ここに、法制度が抱える根源的なバグが存在する。
「目的」を達成するために「手段」を封じると、必ずそこには論理的な空白が生まれるからだ。Aという手段を禁止すれば、目的を阻害する意図を持った者は、禁止されていないBという手段を用いて同じ結果を得ようとする。これが「抜け道」の発生メカニズムであり、法と脱法行為との間で繰り返されるイタチごっこの正体である。
一見すると、これは非効率極まりないシステムに見える。ならば、なぜ法は迂遠な「手段の規制」に固執するのか。直接的に「目的」を規制し、その意図を裁くシステムへ移行すべきではないのか。本稿では、この問いに対し、法的安定性と公平性の観点から検証を行う。
本論1:目的規制という「パンドラの箱」
仮に、法の構造を「手段の規制」から「目的の規制」へと転換した世界をシミュレーションしてみよう。
ここでは「時速何キロ出したか(手段)」ではなく、「危険な運転をする意思があったか(目的)」が裁きの基準となる。手段はどうあれ、目的が正当であれば許され、不当であれば罰せられる世界だ。
このシステムは一見、抜け道を許さない完璧な構造に見える。しかし、致命的な欠陥を抱えている。それは「内心の不可知性」である。人間の内面にある動機や目的は、外部から客観的に観測することができない。
その結果、何が起きるか。
第一に、「虚偽申告の正当化」である。
悪意を持って行動した者であっても、「社会勉強のためにやった」「芸術的な表現のつもりだった」と、もっともらしい虚偽の目的を申告し、論理的な整合性さえ取繕えば、手段を正当化できてしまう。
第二に、「弁論能力による階級格差」の発生である。
客観的な証拠(手段)よりも、主観的な動機(目的)が重視される法廷では、事実そのものよりも「いかに説得力のあるストーリーを語れるか」が勝敗を分けることになる。
結果として、優秀な弁護士を雇える資金力のある者や、雄弁な詐欺師が常に勝利し、口下手な正直者が不利益を被るという、極めて不公平な社会構造が完成する。これは「正義」を実現するための法が、最も「不正」を働きやすい温床になるという皮肉な逆転現象である。
本論2:必要的コストとしての「手段規制」
上記のリスク(腐敗と不公平)を回避するために、人類はあえて「手段を規制する」という、不器用なシステムを選択せざるを得なかった。
手段規制の最大の利点は、「客観性」と「予測可能性」にある。
「ナイフを持っていた」「速度を超過した」という事実は、個人の内心や弁明にかかわらず、物理的に判定が可能だ。ここには、弁護士のレトリックが入り込む余地は極めて少ない。
この「融通の利かなさ」こそが、権力による恣意的な解釈や、資金力による司法の歪曲を防ぐ防波堤として機能する。

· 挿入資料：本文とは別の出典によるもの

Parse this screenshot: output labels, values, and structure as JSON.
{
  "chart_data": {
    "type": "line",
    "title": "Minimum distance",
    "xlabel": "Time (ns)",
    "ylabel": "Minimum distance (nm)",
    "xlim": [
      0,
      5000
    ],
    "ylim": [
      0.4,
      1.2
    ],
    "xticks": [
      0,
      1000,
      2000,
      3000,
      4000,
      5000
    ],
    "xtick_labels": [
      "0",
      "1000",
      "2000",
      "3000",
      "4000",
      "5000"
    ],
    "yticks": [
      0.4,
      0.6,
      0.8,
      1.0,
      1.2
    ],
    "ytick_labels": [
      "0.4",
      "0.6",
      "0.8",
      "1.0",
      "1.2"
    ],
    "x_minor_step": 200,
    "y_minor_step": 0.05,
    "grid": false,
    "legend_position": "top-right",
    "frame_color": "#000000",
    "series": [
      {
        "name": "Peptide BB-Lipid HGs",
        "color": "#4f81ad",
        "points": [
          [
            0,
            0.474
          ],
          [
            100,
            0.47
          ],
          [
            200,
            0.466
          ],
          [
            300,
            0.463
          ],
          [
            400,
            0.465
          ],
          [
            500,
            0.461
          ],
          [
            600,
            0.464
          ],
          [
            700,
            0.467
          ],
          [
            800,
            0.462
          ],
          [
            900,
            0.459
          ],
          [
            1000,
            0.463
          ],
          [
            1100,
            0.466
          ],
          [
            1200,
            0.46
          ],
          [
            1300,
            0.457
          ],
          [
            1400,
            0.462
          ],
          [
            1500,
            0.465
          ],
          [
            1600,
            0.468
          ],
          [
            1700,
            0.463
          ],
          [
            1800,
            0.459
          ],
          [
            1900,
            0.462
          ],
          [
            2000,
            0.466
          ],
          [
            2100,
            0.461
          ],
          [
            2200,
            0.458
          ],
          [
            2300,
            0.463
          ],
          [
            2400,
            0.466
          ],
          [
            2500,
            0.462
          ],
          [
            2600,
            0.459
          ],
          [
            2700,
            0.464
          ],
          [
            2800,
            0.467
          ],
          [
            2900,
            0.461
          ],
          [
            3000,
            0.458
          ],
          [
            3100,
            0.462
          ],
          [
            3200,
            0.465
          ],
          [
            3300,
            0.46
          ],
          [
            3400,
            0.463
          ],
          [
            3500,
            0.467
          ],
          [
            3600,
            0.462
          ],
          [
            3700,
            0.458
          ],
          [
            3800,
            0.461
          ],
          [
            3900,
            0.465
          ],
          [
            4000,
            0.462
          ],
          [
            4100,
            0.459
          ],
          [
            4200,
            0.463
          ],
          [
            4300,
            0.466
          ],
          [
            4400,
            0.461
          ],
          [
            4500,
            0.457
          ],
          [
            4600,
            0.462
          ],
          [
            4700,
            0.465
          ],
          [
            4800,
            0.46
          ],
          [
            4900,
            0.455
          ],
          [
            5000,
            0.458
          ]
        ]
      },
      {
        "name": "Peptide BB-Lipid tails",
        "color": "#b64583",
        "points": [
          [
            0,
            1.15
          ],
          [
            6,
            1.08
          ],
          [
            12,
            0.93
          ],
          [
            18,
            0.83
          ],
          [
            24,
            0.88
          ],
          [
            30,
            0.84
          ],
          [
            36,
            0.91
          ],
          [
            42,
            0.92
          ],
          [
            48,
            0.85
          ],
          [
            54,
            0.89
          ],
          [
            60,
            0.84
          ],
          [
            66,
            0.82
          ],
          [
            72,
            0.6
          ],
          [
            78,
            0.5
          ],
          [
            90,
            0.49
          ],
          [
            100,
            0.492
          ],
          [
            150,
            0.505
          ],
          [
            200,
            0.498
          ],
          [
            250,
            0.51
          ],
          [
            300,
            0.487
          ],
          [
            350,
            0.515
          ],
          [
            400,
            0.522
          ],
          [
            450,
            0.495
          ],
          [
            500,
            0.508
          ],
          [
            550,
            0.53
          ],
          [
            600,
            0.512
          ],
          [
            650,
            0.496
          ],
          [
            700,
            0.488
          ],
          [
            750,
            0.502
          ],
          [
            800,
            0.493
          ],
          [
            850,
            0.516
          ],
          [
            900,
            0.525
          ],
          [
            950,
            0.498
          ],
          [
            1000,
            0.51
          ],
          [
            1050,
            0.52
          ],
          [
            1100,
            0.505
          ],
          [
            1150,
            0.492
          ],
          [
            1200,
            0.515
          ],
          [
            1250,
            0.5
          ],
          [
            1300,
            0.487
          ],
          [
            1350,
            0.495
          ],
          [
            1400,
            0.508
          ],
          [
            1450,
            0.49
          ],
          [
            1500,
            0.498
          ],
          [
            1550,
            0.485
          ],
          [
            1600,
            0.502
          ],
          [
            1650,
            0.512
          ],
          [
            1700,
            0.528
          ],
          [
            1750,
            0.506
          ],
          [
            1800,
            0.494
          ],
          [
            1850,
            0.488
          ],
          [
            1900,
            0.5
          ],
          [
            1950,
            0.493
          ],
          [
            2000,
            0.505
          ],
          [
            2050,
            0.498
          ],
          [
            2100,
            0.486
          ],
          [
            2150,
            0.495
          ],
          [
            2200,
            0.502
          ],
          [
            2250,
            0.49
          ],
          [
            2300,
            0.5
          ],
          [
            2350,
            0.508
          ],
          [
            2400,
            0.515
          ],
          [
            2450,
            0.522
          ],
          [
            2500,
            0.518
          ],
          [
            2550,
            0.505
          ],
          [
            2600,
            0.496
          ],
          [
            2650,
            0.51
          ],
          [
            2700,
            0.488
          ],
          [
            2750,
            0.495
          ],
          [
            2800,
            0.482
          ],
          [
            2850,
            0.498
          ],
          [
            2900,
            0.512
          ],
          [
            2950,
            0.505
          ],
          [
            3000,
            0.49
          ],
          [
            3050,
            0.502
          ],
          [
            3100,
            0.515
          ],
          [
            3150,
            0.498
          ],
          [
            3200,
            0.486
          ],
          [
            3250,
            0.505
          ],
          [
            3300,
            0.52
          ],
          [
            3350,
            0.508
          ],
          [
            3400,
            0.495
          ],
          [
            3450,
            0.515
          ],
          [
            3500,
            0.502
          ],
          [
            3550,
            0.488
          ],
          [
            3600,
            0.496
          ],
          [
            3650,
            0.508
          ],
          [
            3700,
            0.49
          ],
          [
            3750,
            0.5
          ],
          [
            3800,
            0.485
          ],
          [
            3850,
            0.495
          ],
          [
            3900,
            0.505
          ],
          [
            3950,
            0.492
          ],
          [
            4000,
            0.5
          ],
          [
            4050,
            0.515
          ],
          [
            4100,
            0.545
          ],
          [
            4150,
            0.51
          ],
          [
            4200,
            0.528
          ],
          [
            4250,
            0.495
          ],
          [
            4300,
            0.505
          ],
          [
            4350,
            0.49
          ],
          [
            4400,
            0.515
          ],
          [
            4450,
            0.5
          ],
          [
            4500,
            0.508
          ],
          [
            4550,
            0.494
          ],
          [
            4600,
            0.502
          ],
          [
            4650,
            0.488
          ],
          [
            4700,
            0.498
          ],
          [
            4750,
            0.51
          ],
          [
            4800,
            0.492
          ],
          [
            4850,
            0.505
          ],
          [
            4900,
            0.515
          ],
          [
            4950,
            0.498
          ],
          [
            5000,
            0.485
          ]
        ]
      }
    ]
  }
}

確かに、手段を規制すれば、新しい手段による「抜け道」は必ず現れる。しかし、その都度法を改正して穴を塞ぐという「イタチごっこ」のコストは、主観的な目的規制によって社会全体の公平性が崩壊するリスクに比べれば、はるかに安い。
いわば、法の抜け道とは、システムが欠陥品である証拠ではなく、法が個人の内心(思想・良心の自由)に踏み込まず、あくまで外形的な行為のみを裁くという「自由社会のコスト」として支払われているものなのである。
結論:不完全な合理的選択
法が「目的」ではなく「手段」を規制するのは、それが最善の方法だからではない。「最悪を回避するための、次善の策」だからである。

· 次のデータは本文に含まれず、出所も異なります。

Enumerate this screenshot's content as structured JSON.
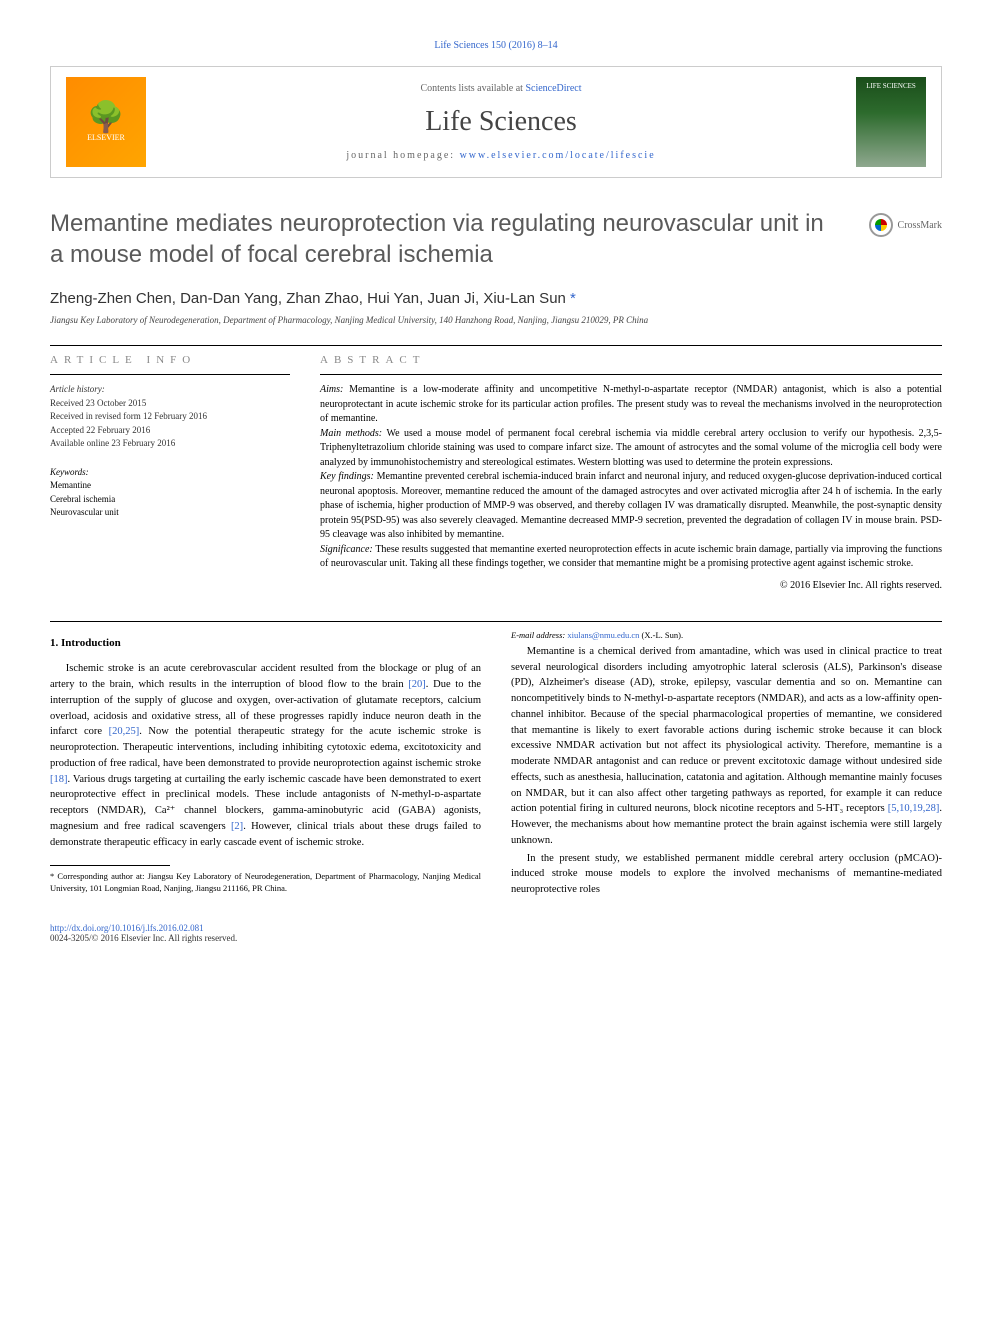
{
  "journal_ref": "Life Sciences 150 (2016) 8–14",
  "header": {
    "contents_text": "Contents lists available at ",
    "sciencedirect": "ScienceDirect",
    "journal_name": "Life Sciences",
    "homepage_label": "journal homepage: ",
    "homepage_url": "www.elsevier.com/locate/lifescie",
    "elsevier": "ELSEVIER",
    "cover_text": "LIFE SCIENCES"
  },
  "crossmark": "CrossMark",
  "title": "Memantine mediates neuroprotection via regulating neurovascular unit in a mouse model of focal cerebral ischemia",
  "authors": "Zheng-Zhen Chen, Dan-Dan Yang, Zhan Zhao, Hui Yan, Juan Ji, Xiu-Lan Sun ",
  "corresponding_mark": "*",
  "affiliation": "Jiangsu Key Laboratory of Neurodegeneration, Department of Pharmacology, Nanjing Medical University, 140 Hanzhong Road, Nanjing, Jiangsu 210029, PR China",
  "article_info": {
    "heading": "article info",
    "history_label": "Article history:",
    "received": "Received 23 October 2015",
    "revised": "Received in revised form 12 February 2016",
    "accepted": "Accepted 22 February 2016",
    "available": "Available online 23 February 2016",
    "keywords_label": "Keywords:",
    "kw1": "Memantine",
    "kw2": "Cerebral ischemia",
    "kw3": "Neurovascular unit"
  },
  "abstract": {
    "heading": "abstract",
    "aims_label": "Aims: ",
    "aims": "Memantine is a low-moderate affinity and uncompetitive N-methyl-ᴅ-aspartate receptor (NMDAR) antagonist, which is also a potential neuroprotectant in acute ischemic stroke for its particular action profiles. The present study was to reveal the mechanisms involved in the neuroprotection of memantine.",
    "methods_label": "Main methods: ",
    "methods": "We used a mouse model of permanent focal cerebral ischemia via middle cerebral artery occlusion to verify our hypothesis. 2,3,5-Triphenyltetrazolium chloride staining was used to compare infarct size. The amount of astrocytes and the somal volume of the microglia cell body were analyzed by immunohistochemistry and stereological estimates. Western blotting was used to determine the protein expressions.",
    "findings_label": "Key findings: ",
    "findings": "Memantine prevented cerebral ischemia-induced brain infarct and neuronal injury, and reduced oxygen-glucose deprivation-induced cortical neuronal apoptosis. Moreover, memantine reduced the amount of the damaged astrocytes and over activated microglia after 24 h of ischemia. In the early phase of ischemia, higher production of MMP-9 was observed, and thereby collagen IV was dramatically disrupted. Meanwhile, the post-synaptic density protein 95(PSD-95) was also severely cleavaged. Memantine decreased MMP-9 secretion, prevented the degradation of collagen IV in mouse brain. PSD-95 cleavage was also inhibited by memantine.",
    "significance_label": "Significance: ",
    "significance": "These results suggested that memantine exerted neuroprotection effects in acute ischemic brain damage, partially via improving the functions of neurovascular unit. Taking all these findings together, we consider that memantine might be a promising protective agent against ischemic stroke.",
    "copyright": "© 2016 Elsevier Inc. All rights reserved."
  },
  "body": {
    "intro_heading": "1. Introduction",
    "p1a": "Ischemic stroke is an acute cerebrovascular accident resulted from the blockage or plug of an artery to the brain, which results in the interruption of blood flow to the brain ",
    "ref20a": "[20]",
    "p1b": ". Due to the interruption of the supply of glucose and oxygen, over-activation of glutamate receptors, calcium overload, acidosis and oxidative stress, all of these progresses rapidly induce neuron death in the infarct core ",
    "ref2025": "[20,25]",
    "p1c": ". Now the potential therapeutic strategy for the acute ischemic stroke is neuroprotection. Therapeutic interventions, including inhibiting cytotoxic edema, excitotoxicity and production of free radical, have been demonstrated to provide neuroprotection against ischemic stroke ",
    "ref18": "[18]",
    "p1d": ". Various drugs targeting at curtailing the early ischemic cascade have been demonstrated to exert neuroprotective effect in preclinical models. These include antagonists of N-methyl-ᴅ-aspartate receptors (NMDAR), Ca²⁺ channel blockers, gamma-aminobutyric acid (GABA) agonists, magnesium and free radical scavengers ",
    "ref2": "[2]",
    "p1e": ". However, clinical trials about these drugs failed to demonstrate therapeutic efficacy in early cascade event of ischemic stroke.",
    "p2a": "Memantine is a chemical derived from amantadine, which was used in clinical practice to treat several neurological disorders including amyotrophic lateral sclerosis (ALS), Parkinson's disease (PD), Alzheimer's disease (AD), stroke, epilepsy, vascular dementia and so on. Memantine can noncompetitively binds to N-methyl-ᴅ-aspartate receptors (NMDAR), and acts as a low-affinity open-channel inhibitor. Because of the special pharmacological properties of memantine, we considered that memantine is likely to exert favorable actions during ischemic stroke because it can block excessive NMDAR activation but not affect its physiological activity. Therefore, memantine is a moderate NMDAR antagonist and can reduce or prevent excitotoxic damage without undesired side effects, such as anesthesia, hallucination, catatonia and agitation. Although memantine mainly focuses on NMDAR, but it can also affect other targeting pathways as reported, for example it can reduce action potential firing in cultured neurons, block nicotine receptors and 5-HT₃ receptors ",
    "ref5etc": "[5,10,19,28]",
    "p2b": ". However, the mechanisms about how memantine protect the brain against ischemia were still largely unknown.",
    "p3": "In the present study, we established permanent middle cerebral artery occlusion (pMCAO)-induced stroke mouse models to explore the involved mechanisms of memantine-mediated neuroprotective roles"
  },
  "footnote": {
    "corr": "* Corresponding author at: Jiangsu Key Laboratory of Neurodegeneration, Department of Pharmacology, Nanjing Medical University, 101 Longmian Road, Nanjing, Jiangsu 211166, PR China.",
    "email_label": "E-mail address: ",
    "email": "xiulans@nmu.edu.cn",
    "email_suffix": " (X.-L. Sun)."
  },
  "footer": {
    "doi": "http://dx.doi.org/10.1016/j.lfs.2016.02.081",
    "issn": "0024-3205/© 2016 Elsevier Inc. All rights reserved."
  }
}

目的を規制すれば、法は人の心を裁く道具となり、強者の論理が支配するディストピアを招く。対して、手段を規制する方法は、抜け道という非効率を生み出し続けるが、万人に共通する客観的な物差しを提供し続けることができる。
結論として、我々は「完全な正義(目的規制)」を諦める代償として、「平等なルール(手段規制)」を手に入れたと言える。構造的な不確実性を受け入れ、終わりのない修正プロセス(イタチごっこ)を許容することこそが、法治国家における最も合理的で、かつ公平な選択なのである。
こいつ何いきなり法律の話をしてんだと思うかもしれませんが、この「手段規制」と「目的規制」は「法治国家」と「独裁国家」の思考プロセスと重なったりします。
プロセスの違いを国家の思考プロセスに組み込むと違った視点を持てると思います。